From James Houstoun
Decr. 14. 1813
I have taken the liberty of addressing few lines to the president of the U.S. to lay before him the situation of my Brother Mossman Houstoun late Lt. Col. of the 8th Regt. of U.S. Infantry. whose unfortunate situation is one calculated to excite the simpathy of every humane man, and who has been dismissed the Service by the War department in a manner so abrupt & unceremonious as to cause the surprise & regret of all his friends who compose the major part of that portion of the population of this Section of the State that have been uniform in their support of the administration of Mr. Jefferson and of yourself.
Mossman Houstoun entered the army as a Capt. 5 or 6 years ago & by his great exertions very speedily raised a company with which he sailed to New Orleans where he served 2 years under Genl Wilkinson and was encamped at Terre au Boeuf where he suffered great injury in his health from which he never entirely recovered. For his merit & conduct as an officer at this period I beg leave to refer your Excellency to Genl Wilkinson himself. He continued to serve under Genl. Hampton who promoted him to be Brigade Inspector & to whom also I beg leave to refer your Excellency for his merit & character as an officer. On the prospects of war diminishing he retired from the army & returned to his profession at the Bar on which he depended for his support. When however war again appeared inevitable he returned to the standard of his country & recd. from your Excellency the appointment of Major & Lt Col. of the 8th R. of Iny. He continued to serve in this grade & to command in Savannah untill promoted by Genl Pinkney to be D. Agt. Gl. when he went to Charleston where he was attacked by the most dreadfull malady that human nature is heir to, being deprived of the use of his rational faculties.1 He has however lucid Intervals and being only 26 years of age there is room to hope & expect his recovery. In this situation he recd. from Genl Pinckneys politeness an unlimited furlow & retired among his friends who fondly hoped that he would be continued in his rank & pay, it being his only resource for a maintenance, and an application was made to this effect at the war department by my friends Mr Crawford & Col Troup who wrote me that every thing was there arranged agreeably to my wishes which increased my surprise upon receiving in August last a copy of the order dismissing him from the service. Major Hugh McCall of Savannah was disabled in a much less melancholy manner & one that precluded all hope of recovery, he was nevertheless continued in his rank & pay. This precedent confirmed my hopes that the same favour would be extended to my Brother whose private circumstances required such aid in a much greater degree than Major McCalls, & whose character & standing in the army wd not suffer by a comparison with that Gentlemans or any other in the army.

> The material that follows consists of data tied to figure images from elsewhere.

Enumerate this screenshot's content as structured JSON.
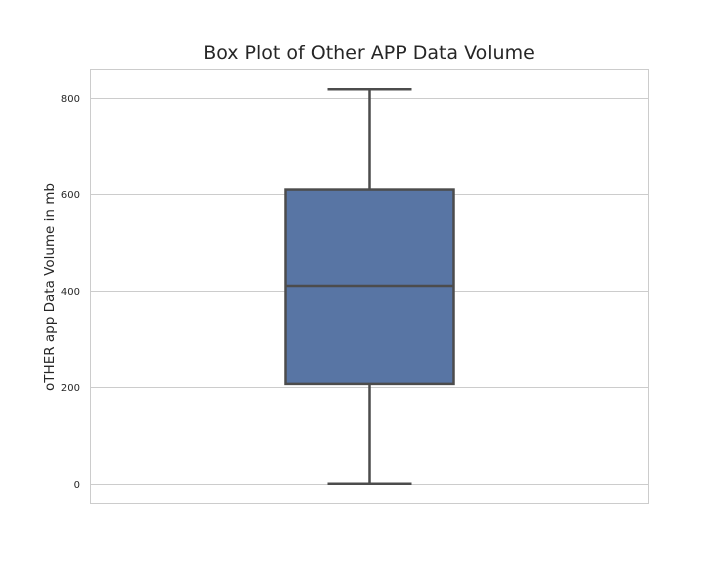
{
  "chart_data": {
    "type": "box",
    "title": "Box Plot of Other APP Data Volume",
    "xlabel": "",
    "ylabel": "oTHER app Data Volume in mb",
    "ylim": [
      -40,
      860
    ],
    "yticks": [
      0,
      200,
      400,
      600,
      800
    ],
    "grid": true,
    "box": {
      "min": 0,
      "q1": 207,
      "median": 410,
      "q3": 610,
      "max": 818
    },
    "colors": {
      "box_fill": "#5875a4",
      "box_edge": "#4c4c4c",
      "grid": "#cccccc",
      "frame": "#cccccc"
    }
  }
}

Confident that the dismissal of my Brother must have taken place without your Excellency being acquainted with the merits of his case I have taken the Liberty to sollicit your attention to it as a case of great delicacy and hardship, and as one that has made a very unfavourable impression in this quarter both among the military & civil part of the community.
For any further information I beg leave to refer your Excellency to my friend Col Troup who will do me the honor to deliver this Letter. With sentiments of sincere respect I have the honor to remain your Exey. most obt Se
James E Houstoun
If your Excellency should honor me with an answer my dire⟨ction⟩ is
Col James E Houstoun
RC (DNA: RG 107, LRRS, T-196:7). Damaged by removal of seal. Enclosed in George M. Troup to JM, 2 Jan. 1814 (ibid.; incorrectly dated 1813; 1 p.), which reiterated some of the details of Mossman Houstoun’s case. On the verso of the note, Daniel Parker wrote: “His brother was mad & continues so.”
1. In a 17 Dec. 1812 letter to Secretary of War William Eustis (DNA: RG 107, LRRS, P-346:6), Maj. Gen. Thomas Pinckney reported that Brig. Gen. Thomas Flournoy had suspended Mossman Houstoun from his duties as deputy adjutant general, and that Houstoun was being held in Savannah “for a desperate attempt on the life of Major McCall.” On 22 Dec. 1812 a military board of inquiry reported that “Lieut. Col. Mossman Houstoun has in several instances for Eighteen months past, exhibited undoubted evidences of insanity and … has lately been so ungovernable and outrageous, that his friends have found it necessary to Keep him in close confinement,” and concluded that Houstoun, being “afflicted with a mental derangment,” was “not qualified to exercise the functions of an officer in the Army of the united States” (DNA: RG 94, Letters Received, filed under “McCall”; enclosed in Hugh McCall to Thomas H. Cushing, 8 Jan. 1813 [ibid.]).